The epochs of constitutional law in the twentieth century are well known. During the so-called Lochner Era in the early twentieth century, the Court carefully scrutinized federal and state economic regulations. The New Deal Court reversed course and largely deferred to these laws. The Warren Court is well known for expanding civil and criminal rights, while reinforcing democratic processes. The Burger Court, if it is remembered at all, unleashed Roe v. Wade (1973) on our polity. But over the ensuing three years, the Burger Court decided three landmark cases that drastically and hastily transformed the structure of the federal government. All of these decisions resulted directly from the Watergate scandal. First, United States v. Nixon (1974) permitted a federal prosecutor to issue a subpoena to President Nixon to produce the Watergate Tapes. Second, Train v. City of New York (1975), found that President Nixon could not "impound," or withhold certain funding. Third, Buckley v. Valeo (1976) largely upheld the Federal Election Campaign Act, as well as the Federal Election Commission that enforces the Act.

There is a fourth decision that bears mentioning. The Ethics in Government Act (1978) created the independent counsel statute as a means to prevent future Watergates. This provision empowered a prosecutor to investigate the executive branch with sweeping authority and broad independence. The Rehnquist Court upheld this statute in Morrison v. Olson (1988) over the vigorous and legendary dissent of Justice Antonin Scalia.

The Supreme Court has already taken steps to deconstruct many of these precedents. Citizens United v. FEC (2010), followed by McCutcheon v. FEC (2014), more or less rendered Buckley a nullity, as vast amounts of money can now indirectly flow to the political process. Both Republican and Democratic politicians have benefited from these rulings. Trump v. United States (2024) granted President Trump broad immunity from criminal prosecutions and scaled back the import of the Watergate Tapes case. I have called on the Court to reconsider United States v. Nixon, which was an early manifestation of lawfare. And this term, the Supreme Court is poised to undermine Morrison by overruling Humphrey's Executor v. FEC, a New Deal era precedent that upheld so-called "independent" agencies.

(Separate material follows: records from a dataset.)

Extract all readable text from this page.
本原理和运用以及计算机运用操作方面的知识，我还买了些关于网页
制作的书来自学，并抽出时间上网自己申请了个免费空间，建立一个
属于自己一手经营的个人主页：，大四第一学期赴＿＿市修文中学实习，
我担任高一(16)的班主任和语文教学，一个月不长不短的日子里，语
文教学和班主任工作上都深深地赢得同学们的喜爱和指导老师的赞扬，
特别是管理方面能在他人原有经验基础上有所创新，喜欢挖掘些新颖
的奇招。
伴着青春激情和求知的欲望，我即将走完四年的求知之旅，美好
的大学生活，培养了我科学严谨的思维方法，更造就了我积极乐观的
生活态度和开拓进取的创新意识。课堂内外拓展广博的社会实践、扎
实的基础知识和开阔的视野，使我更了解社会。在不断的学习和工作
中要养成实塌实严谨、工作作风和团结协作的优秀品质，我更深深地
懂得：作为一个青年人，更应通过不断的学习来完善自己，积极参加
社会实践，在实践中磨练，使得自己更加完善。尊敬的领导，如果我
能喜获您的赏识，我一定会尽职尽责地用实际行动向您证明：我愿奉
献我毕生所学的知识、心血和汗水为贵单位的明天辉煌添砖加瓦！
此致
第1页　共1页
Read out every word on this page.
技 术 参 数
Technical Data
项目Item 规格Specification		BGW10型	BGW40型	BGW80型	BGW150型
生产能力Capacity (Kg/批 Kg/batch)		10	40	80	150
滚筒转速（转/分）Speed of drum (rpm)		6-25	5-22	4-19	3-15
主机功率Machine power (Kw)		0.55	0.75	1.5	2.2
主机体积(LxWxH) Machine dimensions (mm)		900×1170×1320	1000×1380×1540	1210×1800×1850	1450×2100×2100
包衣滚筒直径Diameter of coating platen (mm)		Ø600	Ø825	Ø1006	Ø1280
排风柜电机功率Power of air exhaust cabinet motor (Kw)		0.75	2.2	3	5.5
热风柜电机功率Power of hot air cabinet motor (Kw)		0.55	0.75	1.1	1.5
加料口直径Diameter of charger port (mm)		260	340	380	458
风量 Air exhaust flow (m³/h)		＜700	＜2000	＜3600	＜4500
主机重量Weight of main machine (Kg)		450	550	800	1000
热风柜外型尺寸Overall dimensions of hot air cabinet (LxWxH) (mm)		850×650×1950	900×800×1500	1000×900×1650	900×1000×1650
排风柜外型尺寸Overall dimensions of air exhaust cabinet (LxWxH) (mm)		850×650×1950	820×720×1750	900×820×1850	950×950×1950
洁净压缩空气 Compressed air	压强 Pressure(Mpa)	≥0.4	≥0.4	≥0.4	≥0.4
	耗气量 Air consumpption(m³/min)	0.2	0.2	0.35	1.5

I write that the Supreme Court's recent decision in the AIDS Vaccine Coalition case should not be viewed as a narrow, one-off. Rather:

This ruling is part of a series of cases in which the Court is scaling back Congress's efforts to control the presidency in the wake of Watergate. An entire structural edifice of government was created to constrain the executive. And the Roberts Court is now dismantling those structures.

I think this framing helps to understand why Justice Kagan referred to Congress as waging a "war" against President Nixon:

In dissent, Justice Kagan charged that the majority misread the Nixon-era statute. But more importantly, Kagan faulted the conservatives for ignoring the context in which the Impoundment Control Act arose. She reminded everyone that the "ICA [was] enacted after Congress waged war with President Nixon over impoundments." Kagan added that "Congress w[o]n its confrontation with the President." It is unconventional for a Supreme Court opinion to describe Congress as waging a war and winning a confrontation with the president. Supreme Court Justices are not political commentators.  Yet Kagan, perhaps unintentionally, identified the reason why so much of constitutional law went awry.

Trump is now successfully refighting that war.